Dans ce contexte, la question de la responsabilité trans-structures se posera-t-elle de manière plus aiguë ? « Pourquoi ne pas imaginer de négocier avec une compagnie d’assurance d’assurer tout ce qui se passe autour de ce patient à ce moment-là ? » anticipe Bernard Hanson.
« La nomenclature des actes infirmiers de l’INAMI est trop restreinte par rapport au rôle que ces professionnels pourraient tenir », allègue Hélène Dispas dans son travail de fin d’étude sur le partage des tâches entre médecins généralistes et infirmiers en première ligne de soins [1]. « Cela influence leur motivation à élargir leur champ d’action, particulièrement quand ils travaillent à l’acte », ajoute-t-elle.
Le cadre légal serait un frein à la pratique infirmière. Et la peur de ces professionnels de la santé que leur responsabilité soit mise en cause les empêche d’aller plus loin dans le partage des tâches.
Pourtant, ailleurs dans le monde, le contour de la profession infirmière peut être dessiné d’une toute autre manière. Au Canada par exemple, la caractérisation de ce métier à travers les actes infirmiers a été abandonnée au profit d’une définition par groupe d’actes, organisés selon leur dangerosité pour le patient. Un même groupe d’actes peut être réalisé par des professions différentes. But poursuivi : améliorer la flexibilité dans l’organisation du travail.
Dans plusieurs pays, les infirmiers sont aussi autorisés à prescrire des médicaments dans un cadre délimité. Depuis 2013, un système d’ordonnances collectives a été mis en place au Québec. Les infirmiers sont autorisés à ajuster les traitements pour quatre pathologies chroniques courantes (hypertension, diabète, dyslipidémie, troubles de la coagulation) sans que le patient ne doive revoir son médecin1.
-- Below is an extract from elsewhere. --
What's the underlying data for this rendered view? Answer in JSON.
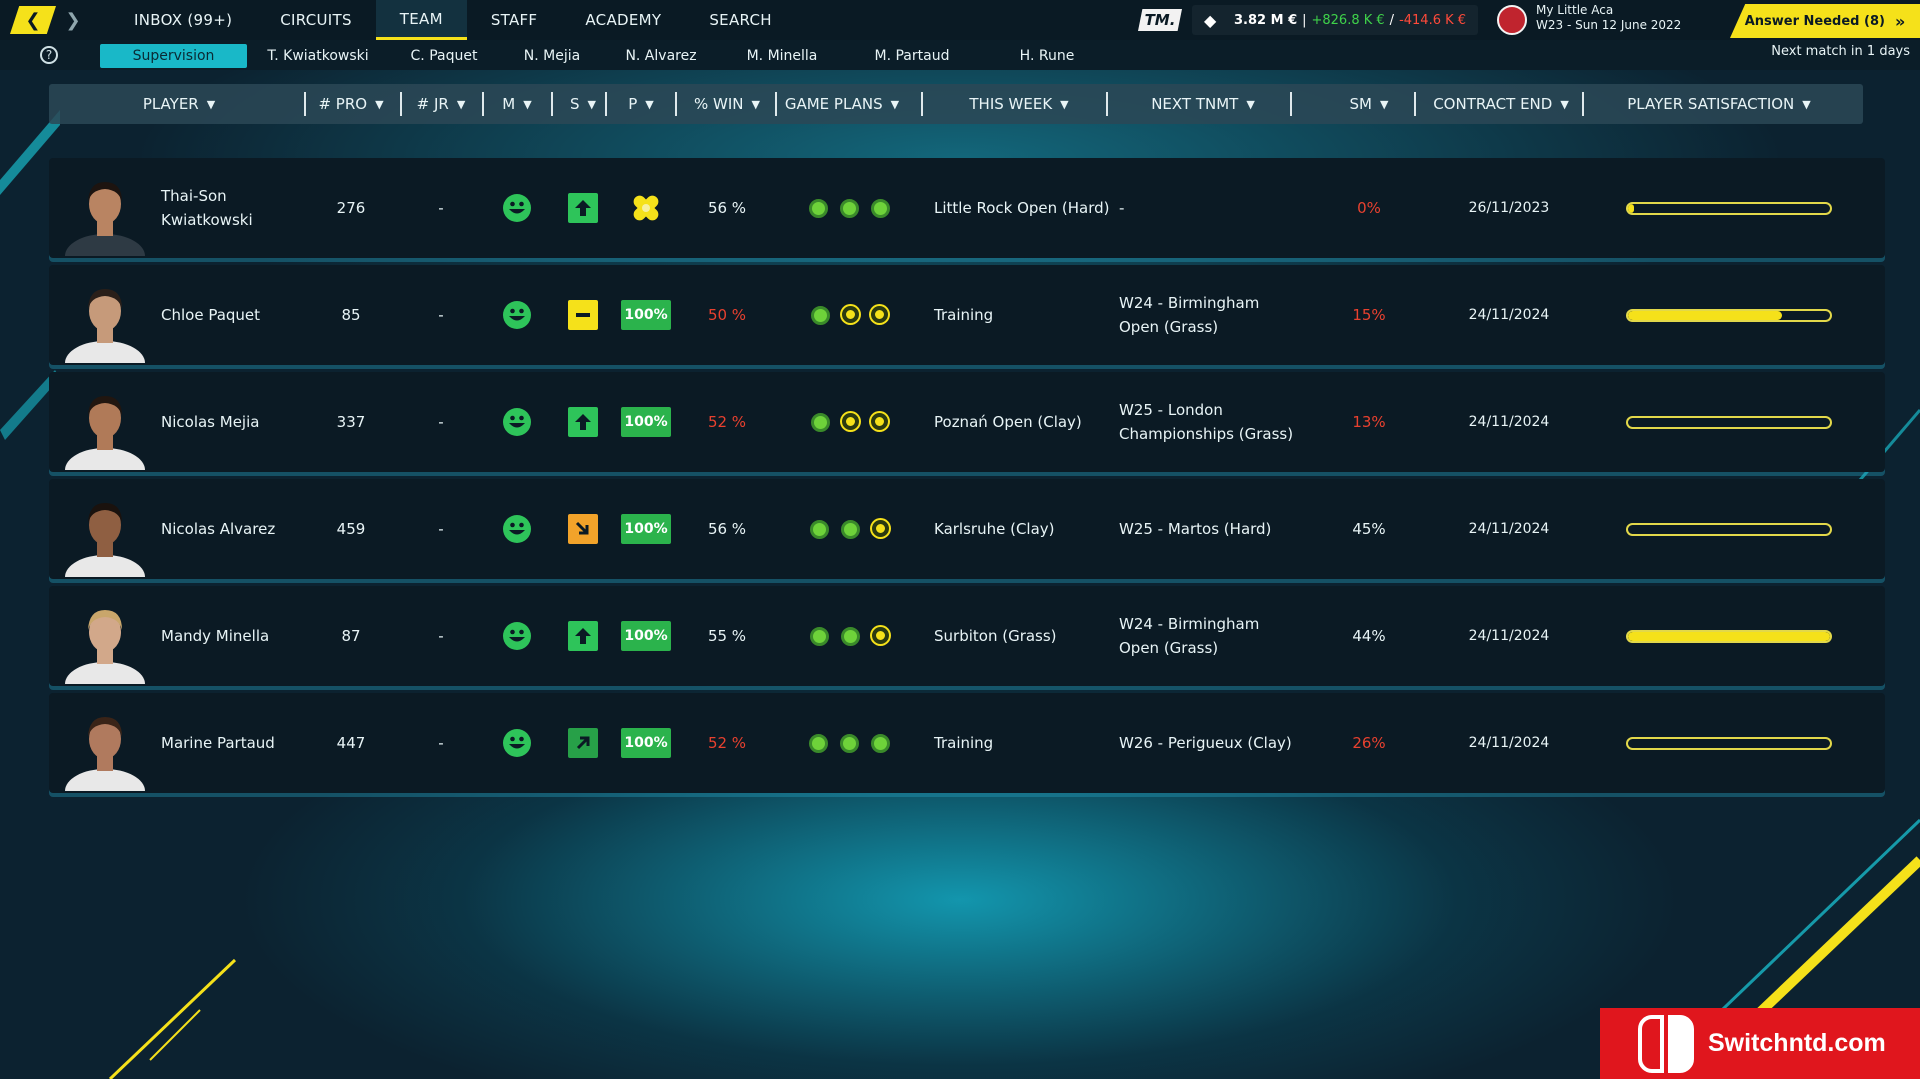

« C’est souvent la société qui précède le cadre législatif », spécule Daniel Burdet, médecin généraliste à la maison médicale de Forest et collaborateur de la Fédération des maisons médicales. Pour lui, il y a probablement en Belgique des manières de contourner la législation, ce qui peut forcer les choses à changer. Le principal frein à l’élargissement du champ d’activité des infirmières reste idéologique, à savoir une culture qui reste médico-centrée.
« Dans un contexte de carence de médecins, on va être amenés à donner de plus en plus de place aux infirmières. Mais par la mauvaise voie. La voie royale serait de reconnaître qu’elles sont plus efficaces parce qu’elles sont proches des gens, qu’elles ont un niveau de contact plus efficient que le langage du médecin. Mais cela implique une modification des modes de financements, c’est-à-dire le remboursement d’actes non prescrits. Le combat est sans doute plus du côté économique et politique que du côté déontologique », conclut Daniel Burdet.
Des dispositifs de collectivisation de la responsabilité permettraient-ils d’ouvrir des portes vers de nouvelles manières de se partager les tâches ? Cette piste mériterait probablement d’être creusée.
[1] Hélène Dispas, « Partage des tâches entre médecins généralistes et infirmiers en première ligne de soins. Recherche de pistes applicables à un centre de santé intégré en région liégeoise », travail de fin d’études dans le cadre du master complémentaire en médecine générale, Faculté de médecine de l’Université de Liège, 2012-2013.